I chose to interview John Whitker, an old friend of my dad’s and the head engineer of his own recording studio in North Dakota, over Skype. The first thing I asked him outside of the average niceties was how long he had been recording music, whether it be his own or someone else’s. He told me at least 25 years when he started out on reel-to-reel machines in the late 80’s. I then asked him if he had a favorite kind of music to record or produce.

    “Rock and metal,” he replied. “We don’t get much around here being in the paradise state of North Dakota, but when we do it’s always extremely fun to work with. I just love the energy, y’know?”

    I laughed in agreement as that is what I expected him to say, seeing as though he is and old friend of my dad’s, and because we share that interest in common. I then asked him what got him interested in the first place; what made him want to become and audio engineer. He told me when he was younger, no one around there knew what an “audio engineer” was; you were just called a “record producer.” But nonetheless, he simply loved music and every aspect of it. Whether it was playing on stage, at home or just listening to it, it was his favorite past-time.

    He told me one day he was interested in seeing how all of his favorite music came to be a reality. So he took a trip to Fargo with his bandmates, their instruments and a setlist of 3 original rock songs to the only recording studio (at the time) for about a 200-300 mile radius. After about 2 hours, they finally arrived at the studio and were a bit dumbfounded at how small and run-down the place seemed.

    “We all stepped inside very slowly and quietly,” John told me. “All of us mouths agape.”

    “Was it super impressive or something?” I asked.

    “No, the place looked like it jumped right out of the 1960’s, y’know?” he said, laughing as he recollected.

    But, nonetheless, they stepped passed the small “lobby” area and found their way to the control room. John knocked on the door and they could hear crashing sounds on the other side.
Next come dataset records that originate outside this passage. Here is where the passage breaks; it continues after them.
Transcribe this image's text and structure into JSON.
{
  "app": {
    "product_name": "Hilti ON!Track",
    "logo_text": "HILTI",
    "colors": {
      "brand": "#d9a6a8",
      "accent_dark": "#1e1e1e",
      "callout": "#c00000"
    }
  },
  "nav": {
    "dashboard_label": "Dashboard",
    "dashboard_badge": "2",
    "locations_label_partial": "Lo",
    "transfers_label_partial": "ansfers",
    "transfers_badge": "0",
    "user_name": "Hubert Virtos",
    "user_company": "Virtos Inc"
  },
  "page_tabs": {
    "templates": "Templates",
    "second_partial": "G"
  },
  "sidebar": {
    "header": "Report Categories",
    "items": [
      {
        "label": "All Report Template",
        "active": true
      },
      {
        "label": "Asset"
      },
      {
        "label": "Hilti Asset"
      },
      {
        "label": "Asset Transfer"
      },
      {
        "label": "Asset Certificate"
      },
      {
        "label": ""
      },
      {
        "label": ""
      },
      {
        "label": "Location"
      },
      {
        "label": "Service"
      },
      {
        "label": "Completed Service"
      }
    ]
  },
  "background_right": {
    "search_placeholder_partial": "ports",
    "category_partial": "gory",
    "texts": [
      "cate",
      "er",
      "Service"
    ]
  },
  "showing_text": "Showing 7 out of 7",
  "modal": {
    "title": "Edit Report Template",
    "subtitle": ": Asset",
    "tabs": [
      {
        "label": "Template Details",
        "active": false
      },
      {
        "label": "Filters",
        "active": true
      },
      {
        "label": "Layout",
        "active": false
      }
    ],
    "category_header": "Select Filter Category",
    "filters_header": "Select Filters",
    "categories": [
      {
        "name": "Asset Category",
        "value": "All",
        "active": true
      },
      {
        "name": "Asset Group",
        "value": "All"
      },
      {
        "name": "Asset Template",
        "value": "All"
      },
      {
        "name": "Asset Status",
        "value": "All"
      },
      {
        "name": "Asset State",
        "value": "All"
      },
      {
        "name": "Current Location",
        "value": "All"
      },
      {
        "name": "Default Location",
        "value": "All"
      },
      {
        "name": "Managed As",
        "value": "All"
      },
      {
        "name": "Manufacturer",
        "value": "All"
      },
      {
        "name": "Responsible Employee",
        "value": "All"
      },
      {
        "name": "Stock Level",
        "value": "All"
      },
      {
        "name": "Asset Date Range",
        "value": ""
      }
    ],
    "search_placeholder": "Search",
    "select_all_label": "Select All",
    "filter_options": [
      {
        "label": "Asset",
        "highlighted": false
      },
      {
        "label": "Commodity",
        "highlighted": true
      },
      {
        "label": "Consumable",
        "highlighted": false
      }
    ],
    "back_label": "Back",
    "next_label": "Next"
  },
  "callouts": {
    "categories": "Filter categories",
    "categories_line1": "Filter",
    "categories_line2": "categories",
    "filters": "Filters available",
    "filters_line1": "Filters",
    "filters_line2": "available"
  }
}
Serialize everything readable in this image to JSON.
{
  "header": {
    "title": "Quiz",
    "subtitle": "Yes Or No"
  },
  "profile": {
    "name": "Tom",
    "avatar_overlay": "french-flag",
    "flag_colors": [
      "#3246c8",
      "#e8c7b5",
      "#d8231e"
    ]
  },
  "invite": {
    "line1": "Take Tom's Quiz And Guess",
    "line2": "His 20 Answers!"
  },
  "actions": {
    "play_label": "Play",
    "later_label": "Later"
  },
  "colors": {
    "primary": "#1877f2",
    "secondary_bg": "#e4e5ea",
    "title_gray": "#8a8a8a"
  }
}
    “He clearly wasn’t expecting company! But the front door was unlocked, it was still a business, y’know!” John laughed hard.

    A man opened the door, surprised and a bit flustered, and asked them if they had made an appointment he had forgotten about. They told him that that wasn’t the case and that they were there to make an appointment. They made their appointment for the following day, as the man was cleaning and redecorating that day. So, the band got a couple motel rooms, came in the next day and got started.

    “And it was basically from that moment on,” John said, “that I knew recording was what I wanted to do.”

    They all recorded their parts together, except for the singer which is relatively common practice to get as much clarity out of the vocals as possible. As they recorded their singer, John and the band sat in the control room. The other members were watching their singer do his takes, but John was fixated on the recording equipment itself.

    “It was the first time I had seen anything like it!” he said. “Nowadays you can go to a pawn shop or a secondhand music shop and pick up a lot of this stuff for relatively cheap, but back then it was a very rare to see!”

    He told me that, since then he knew that he wanted to be an audio engineer. Seeing how his favorite thing was made ultimately decided it and he’s been doing it ever since. He studied under Michael Abbing, the engineer from that studio, for a few years when he could afford to make the trip. Eventually he moved out to Fargo and worked in his studio for about 8 years before finally starting his own business.

    “And here I am, y’know?” he said, calming down from his story. “I wouldn’t call myself a huge success, but I’m comfortable. And that’s all I’ve ever wanted to be. As long as I can help a musician make their musical dreams come to life, I have a purpose. Otherwise, I don’t know what I’d be doing, y’know? But there’s always a demand for music, meaning there’s always a demand for an audio engineer and producer; and that’s what I’m here to do.”

    I had a few more questions for John, but after such an interesting story (that I actually had to cut quite a bit out of) I figured that would be good and entertaining enough. We talked for a bit longer about unrelated things, made some jokes and talked about the differences in Oregon and North Dakota and I thanked him for his time.

    “Today is a different age,” he said, just before ending the call. “But the rules still apply. Work hard and stay very determined and there’s no way you can fail in this field. It’s all about making your own path without running through someone else’s, y’know?”